In an upcoming procedure, 39-year-old West will have a preventative double mastectomy to decrease her risks for developing breast cancer.
"Up to this point, I felt protected," says West, who had her ovaries removed six years ago and has been taking an estrogen-blocking drug as precautions in addition to countless mammograms, MRIs, and self exams.

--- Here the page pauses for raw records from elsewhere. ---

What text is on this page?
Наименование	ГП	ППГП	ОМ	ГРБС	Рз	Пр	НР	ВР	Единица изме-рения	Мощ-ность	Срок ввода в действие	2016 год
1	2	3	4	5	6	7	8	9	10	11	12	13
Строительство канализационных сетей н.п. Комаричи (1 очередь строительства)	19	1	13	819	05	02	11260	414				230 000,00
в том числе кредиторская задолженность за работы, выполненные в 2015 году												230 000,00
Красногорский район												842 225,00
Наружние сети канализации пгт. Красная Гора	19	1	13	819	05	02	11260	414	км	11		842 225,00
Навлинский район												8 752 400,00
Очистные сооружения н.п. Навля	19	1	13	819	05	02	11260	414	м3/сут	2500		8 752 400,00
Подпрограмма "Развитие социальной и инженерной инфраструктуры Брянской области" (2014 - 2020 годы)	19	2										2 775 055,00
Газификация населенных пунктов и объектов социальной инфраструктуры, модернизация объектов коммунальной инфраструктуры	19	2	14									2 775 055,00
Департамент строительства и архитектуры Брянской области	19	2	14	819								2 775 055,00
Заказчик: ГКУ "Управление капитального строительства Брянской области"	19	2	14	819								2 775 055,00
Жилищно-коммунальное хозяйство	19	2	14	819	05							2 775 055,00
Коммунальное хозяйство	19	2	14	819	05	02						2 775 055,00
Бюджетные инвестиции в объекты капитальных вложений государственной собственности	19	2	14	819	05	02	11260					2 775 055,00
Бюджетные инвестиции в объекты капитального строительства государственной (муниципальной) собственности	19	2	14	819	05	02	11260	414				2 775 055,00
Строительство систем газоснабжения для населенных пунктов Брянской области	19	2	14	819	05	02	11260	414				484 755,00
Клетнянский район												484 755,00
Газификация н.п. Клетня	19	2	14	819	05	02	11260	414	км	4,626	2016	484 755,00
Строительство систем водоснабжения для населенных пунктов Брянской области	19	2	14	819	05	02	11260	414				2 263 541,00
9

"You just know the time is right," West says. "It helped my decision to have a local option for the leading breast reconstruction surgery too," she continues.

During an 8 to 10 hour surgery, West will have breast tissue removed as well as undergo the latest breast reconstruction option using the DIEP (deep inferior epigastric perforator) flap technique. Offered at limited locations in the U.S., West's procedure will take place at nearby Sentara Obici Hospital located in Suffolk, Virginia.

Unlike traditional breast reconstruction, which uses abdominal muscle to reconstruct the breast, the DIEP makes use of abdominal skin and fat only. This microsurgery spares abdominal muscles altogether, reducing the risk of abdominal weakening or hernia that can make it difficult to sit up from a lying position, often associated with other breast reconstruction options.

Family history is one of the greatest risk factors for breast cancer. Carriers of mutated genes BRCA 1 or 2 genes are three to seven times more likely to develop breast cancer in her lifetime, according the National Cancer Institute.

Breast Cancer Stats

 The highest incidence of cancer in women is breast cancer. 
 According to the American Cancer Society, in 2005 approximately 211,240 women in the U.S. will be diagnosed with invasive breast cancer. 
 Approximately 77% of all breast cancers occur in women over age 50. 
 According to the National Cancer Institute, lifetime risk of breast cancer in women is 13.2%. 
 Women with an altered BRCA 1 or BRCA2 gene are 3 to 7 times more likely to develop breast cancer than the general population, according to the National Cancer Institute.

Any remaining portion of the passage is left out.